Whenever I hear conservatives talk about restoring honour or going back to the "morality" of our Founding Fathers, I have to cringe just a bit. Humanity is the march of progression. We don't own slaves today, so that makes us more moral than our Founding Fathers who owned slaves. Women and minorities have a right to vote. When our nation was born, only white, male property owners were allowed to vote. Do we want to go back to that? Or are we better than our Founding Fathers on this point? The most baffling point to me is how a group of people who pride themselves on being religious and "ignorant" (with intellectualism seen as a negative thing) put on a pedestal men who were not religious and were all about enlightenment and other intellectual ideas. Do they not see the disconnect?
Many, if not all, of these Teabaggers are loyal Bush supporters and if you've ever read Jefferson's writings, you'd know that the third U.S. president had nothing good to say about Europe's system of government through inheritence. Jefferson believed (quite correctly, I might add) that people who lead merely because of their fathers being leaders made for intolerable and incompetent tyrants. None of the Founding Fathers would have supported George W. Bush. Well, maybe Alexander Hamilton might have. He wanted an imperial "president for life." President Barack Obama fulfills the dream of Jefferson's America: a land of meritocracy, where the best and brightest are elected to lead people. I'm sure if Jefferson were to come visit the U.S., he would be surprised by how far we've progressed as a nation, where a black man won the most votes of any president in history. That's remarkable and historic. Something worth celebrating.

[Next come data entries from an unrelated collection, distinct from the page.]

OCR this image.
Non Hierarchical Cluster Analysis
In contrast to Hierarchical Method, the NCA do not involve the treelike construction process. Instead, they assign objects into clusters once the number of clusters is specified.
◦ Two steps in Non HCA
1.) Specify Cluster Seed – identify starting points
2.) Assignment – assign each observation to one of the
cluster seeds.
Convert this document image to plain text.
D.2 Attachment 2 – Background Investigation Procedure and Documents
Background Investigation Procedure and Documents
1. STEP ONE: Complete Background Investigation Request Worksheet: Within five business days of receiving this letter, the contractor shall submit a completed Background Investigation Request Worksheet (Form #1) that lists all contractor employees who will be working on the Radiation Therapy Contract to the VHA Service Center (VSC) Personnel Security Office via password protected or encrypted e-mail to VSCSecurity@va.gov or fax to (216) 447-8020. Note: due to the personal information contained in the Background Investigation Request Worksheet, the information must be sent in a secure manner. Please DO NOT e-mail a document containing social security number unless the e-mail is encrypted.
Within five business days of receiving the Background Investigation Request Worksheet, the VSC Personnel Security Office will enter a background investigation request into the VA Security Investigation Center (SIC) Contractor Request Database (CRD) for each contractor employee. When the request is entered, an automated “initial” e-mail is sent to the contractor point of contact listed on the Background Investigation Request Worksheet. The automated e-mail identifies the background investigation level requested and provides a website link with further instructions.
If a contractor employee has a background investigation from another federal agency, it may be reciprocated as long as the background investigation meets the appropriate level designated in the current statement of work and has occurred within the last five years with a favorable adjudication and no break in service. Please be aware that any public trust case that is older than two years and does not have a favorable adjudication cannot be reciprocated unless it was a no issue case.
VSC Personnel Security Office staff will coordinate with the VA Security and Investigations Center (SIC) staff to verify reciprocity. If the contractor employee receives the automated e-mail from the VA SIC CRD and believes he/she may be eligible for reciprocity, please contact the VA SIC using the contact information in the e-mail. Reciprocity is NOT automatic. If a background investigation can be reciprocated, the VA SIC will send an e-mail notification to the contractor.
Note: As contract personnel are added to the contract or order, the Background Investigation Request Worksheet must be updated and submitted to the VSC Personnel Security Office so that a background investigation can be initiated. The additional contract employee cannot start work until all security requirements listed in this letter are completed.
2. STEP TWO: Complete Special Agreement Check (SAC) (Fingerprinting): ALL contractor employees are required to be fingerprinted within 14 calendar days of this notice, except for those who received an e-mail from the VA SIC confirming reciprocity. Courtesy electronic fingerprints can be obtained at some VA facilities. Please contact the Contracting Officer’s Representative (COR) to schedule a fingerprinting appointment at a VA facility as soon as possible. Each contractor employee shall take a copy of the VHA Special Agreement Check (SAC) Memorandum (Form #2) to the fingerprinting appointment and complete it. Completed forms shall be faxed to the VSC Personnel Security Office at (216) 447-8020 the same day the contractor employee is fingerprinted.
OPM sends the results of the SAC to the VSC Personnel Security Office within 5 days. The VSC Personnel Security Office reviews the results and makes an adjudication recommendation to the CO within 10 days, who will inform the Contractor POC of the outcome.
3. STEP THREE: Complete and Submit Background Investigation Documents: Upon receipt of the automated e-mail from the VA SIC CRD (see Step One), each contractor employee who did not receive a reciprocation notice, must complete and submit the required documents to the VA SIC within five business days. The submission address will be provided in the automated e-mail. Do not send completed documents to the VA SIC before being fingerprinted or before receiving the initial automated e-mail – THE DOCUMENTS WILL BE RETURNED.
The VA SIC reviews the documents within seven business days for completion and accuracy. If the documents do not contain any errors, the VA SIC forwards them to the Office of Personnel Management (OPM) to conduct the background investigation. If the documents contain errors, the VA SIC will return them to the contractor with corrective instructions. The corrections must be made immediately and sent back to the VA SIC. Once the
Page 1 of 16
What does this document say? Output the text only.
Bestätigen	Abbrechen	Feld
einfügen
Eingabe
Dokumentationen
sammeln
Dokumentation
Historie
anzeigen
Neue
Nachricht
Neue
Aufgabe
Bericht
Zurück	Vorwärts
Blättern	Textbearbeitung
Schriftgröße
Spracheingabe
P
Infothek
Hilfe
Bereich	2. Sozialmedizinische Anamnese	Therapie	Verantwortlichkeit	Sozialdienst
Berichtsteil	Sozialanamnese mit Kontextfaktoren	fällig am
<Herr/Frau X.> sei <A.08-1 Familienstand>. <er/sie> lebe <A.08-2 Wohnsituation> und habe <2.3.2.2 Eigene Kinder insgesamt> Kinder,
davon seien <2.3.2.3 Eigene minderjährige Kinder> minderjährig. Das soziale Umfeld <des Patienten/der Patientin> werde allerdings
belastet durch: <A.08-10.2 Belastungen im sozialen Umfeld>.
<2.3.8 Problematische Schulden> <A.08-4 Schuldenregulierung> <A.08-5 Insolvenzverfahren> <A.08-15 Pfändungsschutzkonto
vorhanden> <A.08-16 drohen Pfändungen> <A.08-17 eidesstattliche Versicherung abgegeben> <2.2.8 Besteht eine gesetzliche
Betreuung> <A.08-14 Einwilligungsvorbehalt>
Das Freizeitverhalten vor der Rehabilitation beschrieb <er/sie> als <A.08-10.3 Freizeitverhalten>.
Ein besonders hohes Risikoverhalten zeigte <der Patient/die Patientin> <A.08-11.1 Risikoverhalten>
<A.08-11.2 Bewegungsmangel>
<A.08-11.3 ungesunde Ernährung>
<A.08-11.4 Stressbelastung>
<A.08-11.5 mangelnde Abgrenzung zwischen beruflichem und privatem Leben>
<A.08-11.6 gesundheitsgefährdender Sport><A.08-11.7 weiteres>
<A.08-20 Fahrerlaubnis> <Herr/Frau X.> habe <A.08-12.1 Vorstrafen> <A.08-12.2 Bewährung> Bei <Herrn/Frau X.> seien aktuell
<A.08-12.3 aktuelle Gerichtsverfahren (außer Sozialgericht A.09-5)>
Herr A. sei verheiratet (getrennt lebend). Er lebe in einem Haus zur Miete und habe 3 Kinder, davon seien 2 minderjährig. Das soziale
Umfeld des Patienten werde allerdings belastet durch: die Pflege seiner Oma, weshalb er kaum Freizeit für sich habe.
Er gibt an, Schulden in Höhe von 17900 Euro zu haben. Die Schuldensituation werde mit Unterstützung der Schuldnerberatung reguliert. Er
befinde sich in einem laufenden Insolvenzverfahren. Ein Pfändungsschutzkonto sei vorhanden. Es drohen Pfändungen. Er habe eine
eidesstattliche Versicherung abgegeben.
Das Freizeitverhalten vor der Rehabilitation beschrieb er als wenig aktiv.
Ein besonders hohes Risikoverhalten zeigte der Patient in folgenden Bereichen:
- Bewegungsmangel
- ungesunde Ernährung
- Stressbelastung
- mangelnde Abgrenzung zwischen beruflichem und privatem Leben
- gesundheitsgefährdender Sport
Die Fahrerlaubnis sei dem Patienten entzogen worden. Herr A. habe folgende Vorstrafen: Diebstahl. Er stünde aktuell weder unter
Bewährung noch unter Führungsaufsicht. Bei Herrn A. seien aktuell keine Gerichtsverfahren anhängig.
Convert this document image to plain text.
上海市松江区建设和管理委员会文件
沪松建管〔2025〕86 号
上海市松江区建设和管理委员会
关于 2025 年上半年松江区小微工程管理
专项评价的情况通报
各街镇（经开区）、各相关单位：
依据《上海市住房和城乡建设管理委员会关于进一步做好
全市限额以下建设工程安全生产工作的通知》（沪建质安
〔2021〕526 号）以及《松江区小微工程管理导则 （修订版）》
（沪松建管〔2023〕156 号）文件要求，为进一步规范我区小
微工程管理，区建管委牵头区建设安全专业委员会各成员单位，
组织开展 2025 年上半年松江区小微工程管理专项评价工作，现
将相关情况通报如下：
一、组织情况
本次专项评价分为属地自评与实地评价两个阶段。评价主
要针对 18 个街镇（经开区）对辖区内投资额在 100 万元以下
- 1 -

But to Beck's minions of Teabaggers, Obama represents a "threat" to the American way of life. Their ignorance is appalling and their motives are transparent. Though political signs were banned from the event (I guess Beck was worried about his followers carrying the embarrassingly racist signs of previous Teabagger rallies), from photos I've seen, there were few minorities present. It looked like the world's largest trailer park community had set up camp on the National Mall. If NASCAR had a race that day, I'm certain the numbers would have been far smaller than the 100,000 to 300,000 people who attended.
The photos of Glenn Beck show that he actually wore a bullet proof vest underneath his shirt! I found this amusing. For a guy who wishes to lead America in a spiritual rebirth, he seems to be fearful of his own followers! This does not surprise me, actually, because a few years ago, I read an interview with Ann Coulter. She claimed to find her fans "disturbing" and expressed fear over their creepy obsessions with her. Well, duh! When you appeal to people's emotions and find ways to rile them up, its not surprising that you'd be subjected to their OCD obsessions! When I interned in D.C., I received so many anti-government phone calls from OCD conservatives. A mentally healthy person lives a well-balanced life and does not obsess over a single issue.